WASHINGTON, D.C. – August 6, 2015 – (RealEstateRama) — The U.S. Senate passed legislation introduced by U.S. Sens. Sherrod Brown (D-OH) and Rob Portman (R-OH) to protect Ohio’s drinking water. The Drinking Water Protection Act will direct the Environmental Protection Agency (EPA) to develop and report to Congress a strategic Algal Toxin Risk Assessment and Management Plan within 90 days. The Plan will evaluate the risk to human health from drinking water provided by public water systems contaminated with algal toxins and recommend feasible treatment options, including procedures and source water protection practices, to mitigate any adverse public health effects of algal toxins. The bill is now headed to President Obama’s desk to become law.
“Cities and towns across Ohio need to have the best, most up-to date information on how to keep their drinking water safe,” said Brown. “By targeting harmful algal blooms, we can ensure that communities are prepared to deal with threats to their drinking water systems. This legislation is part of our ongoing efforts to clean up and protect Lake Erie for future generations.”

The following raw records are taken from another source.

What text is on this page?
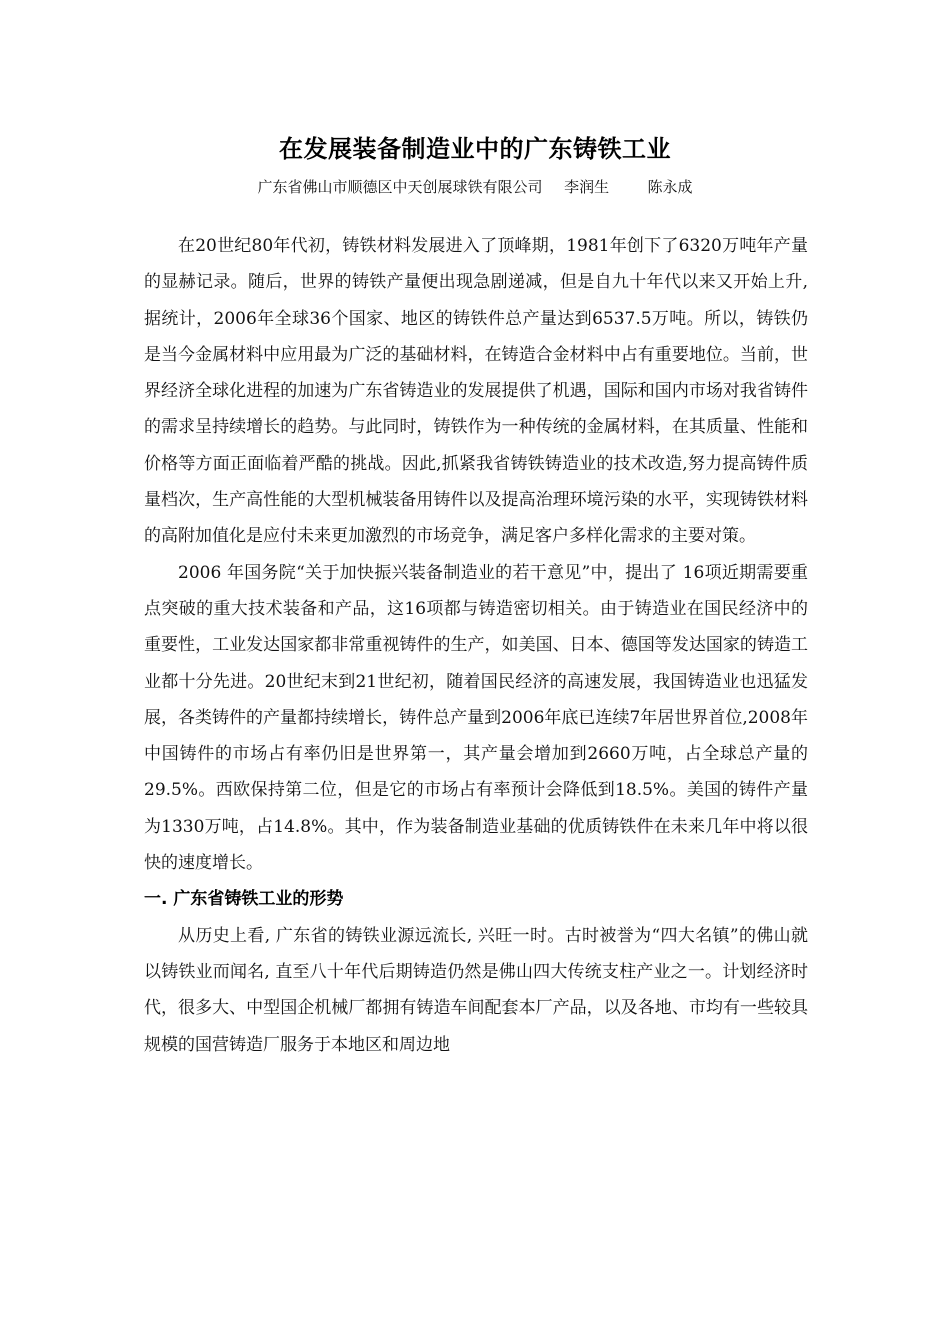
在发展装备制造业中的广东铸铁工业
广东省佛山市顺德区中天创展球铁有限公司 李润生	陈永成

在20世纪80年代初，铸铁材料发展进入了顶峰期，1981年创下了6320万吨年产量的显赫记录。随后，世界的铸铁产量便出现急剧递减，但是自九十年代以来又开始上升, 据统计，2006年全球36个国家、地区的铸铁件总产量达到6537.5万吨。所以，铸铁仍是当今金属材料中应用最为广泛的基础材料，在铸造合金材料中占有重要地位。当前，世界经济全球化进程的加速为广东省铸造业的发展提供了机遇，国际和国内市场对我省铸件的需求呈持续增长的趋势。与此同时，铸铁作为一种传统的金属材料，在其质量、性能和价格等方面正面临着严酷的挑战。因此,抓紧我省铸铁铸造业的技术改造,努力提高铸件质量档次，生产高性能的大型机械装备用铸件以及提高治理环境污染的水平，实现铸铁材料的高附加值化是应付未来更加激烈的市场竞争，满足客户多样化需求的主要对策。

2006 年国务院“关于加快振兴装备制造业的若干意见”中，提出了 16项近期需要重点突破的重大技术装备和产品，这16项都与铸造密切相关。由于铸造业在国民经济中的重要性，工业发达国家都非常重视铸件的生产，如美国、日本、德国等发达国家的铸造工业都十分先进。20世纪末到21世纪初，随着国民经济的高速发展，我国铸造业也迅猛发展，各类铸件的产量都持续增长，铸件总产量到2006年底已连续7年居世界首位,2008年中国铸件的市场占有率仍旧是世界第一，其产量会增加到2660万吨，占全球总产量的29.5%。西欧保持第二位，但是它的市场占有率预计会降低到18.5%。美国的铸件产量为1330万吨，占14.8%。其中，作为装备制造业基础的优质铸铁件在未来几年中将以很快的速度增长。

一. 广东省铸铁工业的形势

从历史上看, 广东省的铸铁业源远流长, 兴旺一时。古时被誉为“四大名镇”的佛山就以铸铁业而闻名, 直至八十年代后期铸造仍然是佛山四大传统支柱产业之一。计划经济时代，很多大、中型国企机械厂都拥有铸造车间配套本厂产品，以及各地、市均有一些较具规模的国营铸造厂服务于本地区和周边地
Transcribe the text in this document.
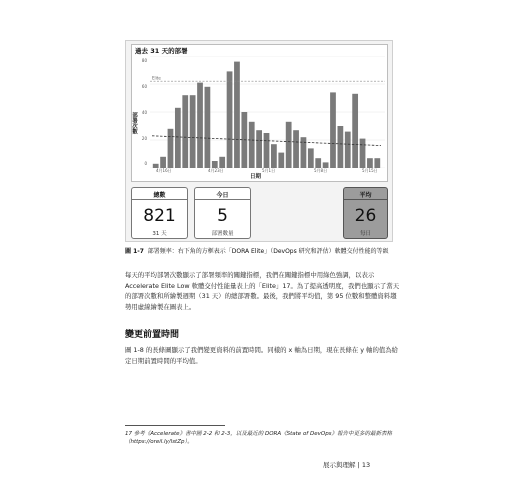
過去 31 天的部署
部署次數
80
60
40
20
0
Elite
4月16日	4月23日	5月1日	5月8日	5月15日
日期
總數
821
31 天
今日
5
部署數量
平均
26
每日
圖 1-7 部署頻率：右下角的方框表示「DORA Elite」（DevOps 研究和評估）軟體交付性能的等級
每天的平均部署次數顯示了部署頻率的關鍵指標，我們在關鍵指標中用綠色強調，以表示 Accelerate Elite Low 軟體交付性能量表上的「Elite」17。為了提高透明度，我們也顯示了當天的部署次數和所繪製週期（31 天）的總部署數。最後，我們將平均值，第 95 位數和整體資料趨勢用虛線繪製在圖表上。
變更前置時間
圖 1-8 的長條圖顯示了我們變更資料的前置時間。同樣的 x 軸為日期，現在長條在 y 軸的值為給定日期前置時間的平均值。
17 參考《Accelerate》書中圖 2-2 和 2-3，以及最近的 DORA《State of DevOps》報告中更多的最新表格（https://oreil.ly/lstZp）。
展示與理解 | 13
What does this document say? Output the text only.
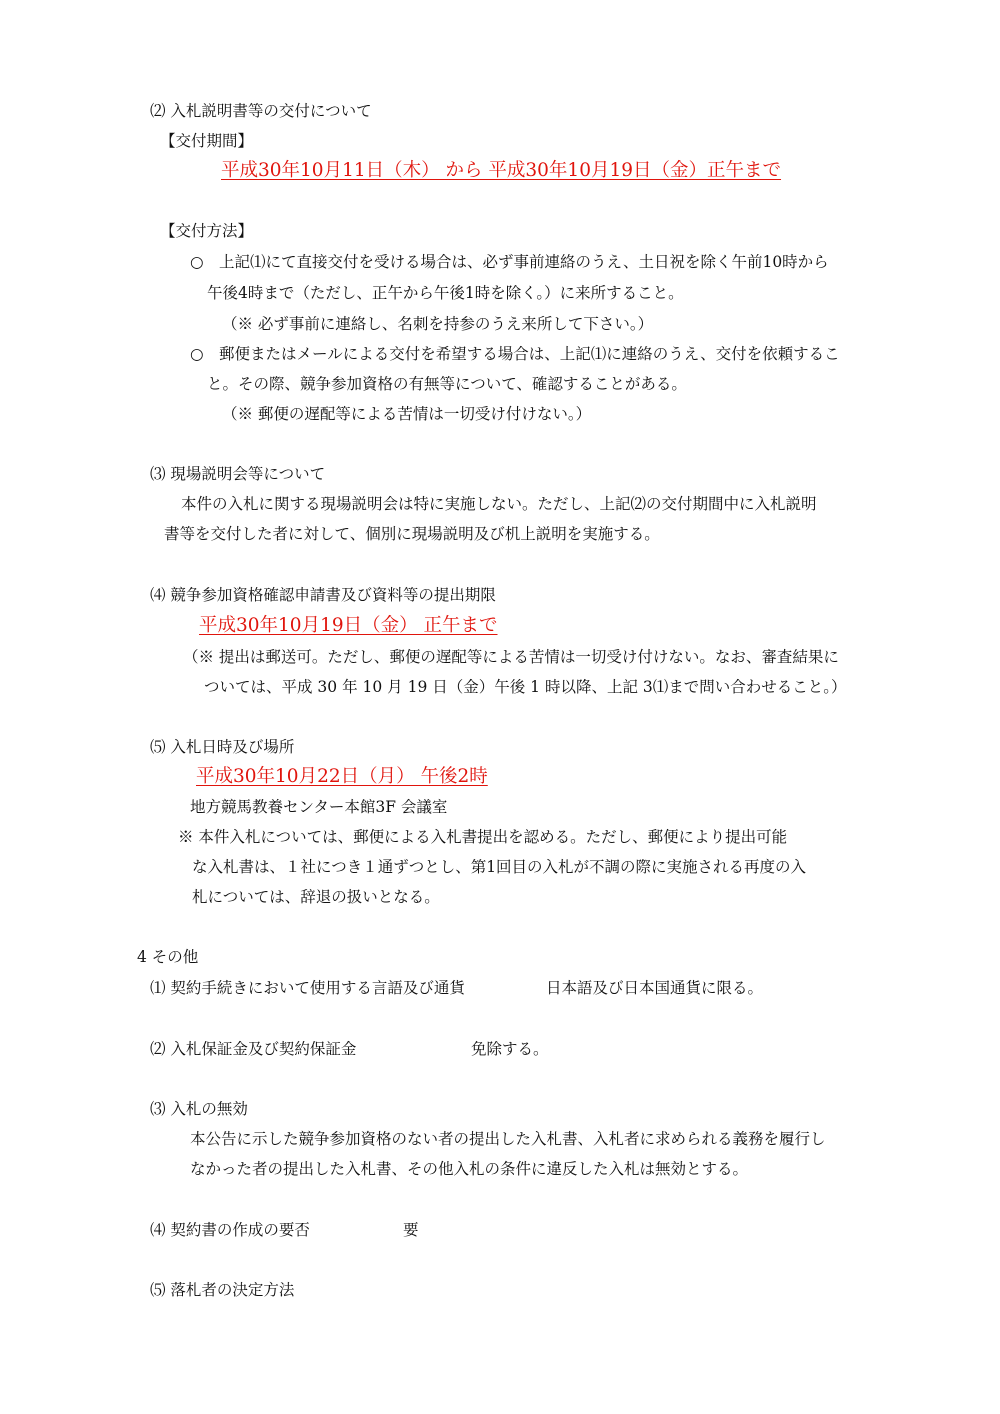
⑵ 入札説明書等の交付について
【交付期間】
平成30年10月11日（木） から 平成30年10月19日（金）正午まで
【交付方法】
○　上記⑴にて直接交付を受ける場合は、必ず事前連絡のうえ、土日祝を除く午前10時から
午後4時まで（ただし、正午から午後1時を除く。）に来所すること。
（※ 必ず事前に連絡し、名刺を持参のうえ来所して下さい。）
○　郵便またはメールによる交付を希望する場合は、上記⑴に連絡のうえ、交付を依頼するこ
と。その際、競争参加資格の有無等について、確認することがある。
（※ 郵便の遅配等による苦情は一切受け付けない。）
⑶ 現場説明会等について
本件の入札に関する現場説明会は特に実施しない。ただし、上記⑵の交付期間中に入札説明
書等を交付した者に対して、個別に現場説明及び机上説明を実施する。
⑷ 競争参加資格確認申請書及び資料等の提出期限
平成30年10月19日（金） 正午まで
（※ 提出は郵送可。ただし、郵便の遅配等による苦情は一切受け付けない。なお、審査結果に
ついては、平成 30 年 10 月 19 日（金）午後 1 時以降、上記 3⑴まで問い合わせること。）
⑸ 入札日時及び場所
平成30年10月22日（月） 午後2時
地方競馬教養センター本館3F 会議室
※ 本件入札については、郵便による入札書提出を認める。ただし、郵便により提出可能
な入札書は、１社につき１通ずつとし、第1回目の入札が不調の際に実施される再度の入
札については、辞退の扱いとなる。
4 その他
⑴ 契約手続きにおいて使用する言語及び通貨	日本語及び日本国通貨に限る。
⑵ 入札保証金及び契約保証金	免除する。
⑶ 入札の無効
本公告に示した競争参加資格のない者の提出した入札書、入札者に求められる義務を履行し
なかった者の提出した入札書、その他入札の条件に違反した入札は無効とする。
⑷ 契約書の作成の要否	要
⑸ 落札者の決定方法
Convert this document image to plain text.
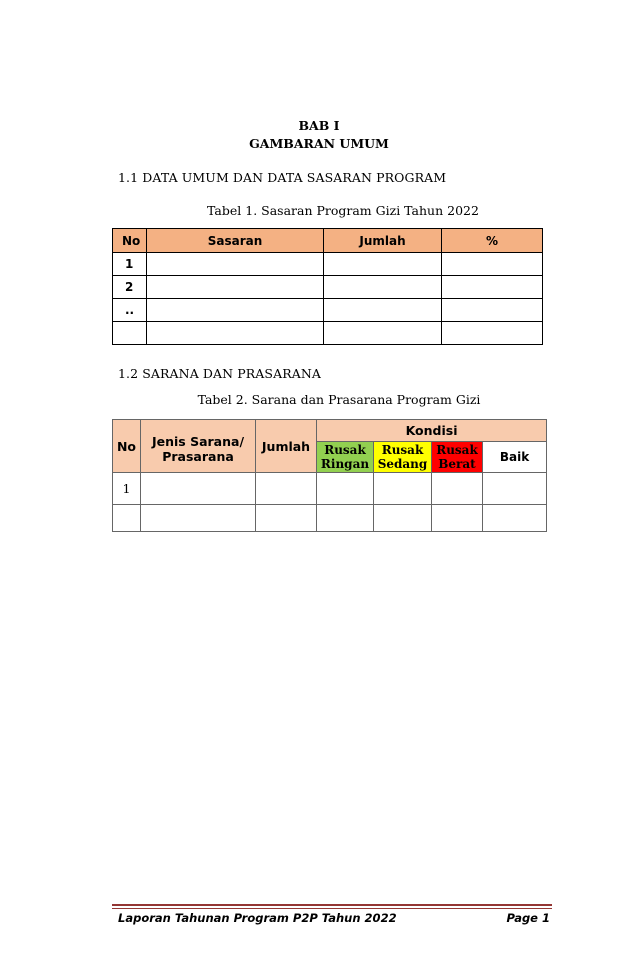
BAB I
GAMBARAN UMUM
1.1 DATA UMUM DAN DATA SASARAN PROGRAM
Tabel 1. Sasaran Program Gizi Tahun 2022
No	Sasaran	Jumlah	%
1			
2			
..			

1.2 SARANA DAN PRASARANA
Tabel 2. Sarana dan Prasarana Program Gizi
No	Jenis Sarana/ Prasarana	Jumlah	Kondisi			
			Rusak Ringan	Rusak Sedang	Rusak Berat	Baik
1						

Laporan Tahunan Program P2P Tahun 2022	Page 1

“Last summer, families in Toledo were warned not to drink the tap water in their own homes because it was unsafe. This is something no family should have to go through, and this bill will allow federal agencies to better prepare and prevent future disasters like the one we experienced in Toledo,” said Portman. “By establishing a strategic plan to ward off algae, this is an important victory in our efforts to protect Ohioans and keep our drinking water safe.”
With another large algal bloom in Lake Erie developing this summer, last week, Brown, a senior member of the U.S. Senate Committee on Agriculture, Nutrition and Forestry, called on Agriculture Secretary Tom Vilsack to develop a comprehensive strategy to help communities improve water quality in the Western Lake Erie Basin (WLEB). Brown also called on Secretary Vilsack release additional Environmental Quality Incentive Program (EQIP) funding to aid farmers wanting to plant cover crops. Following months of significant rain in portions of the watershed, tens of thousands of acres went unplanted this year. With the additional funding, more farmers can use EQIP funding to plant cover crops, helping reduce potential runoff.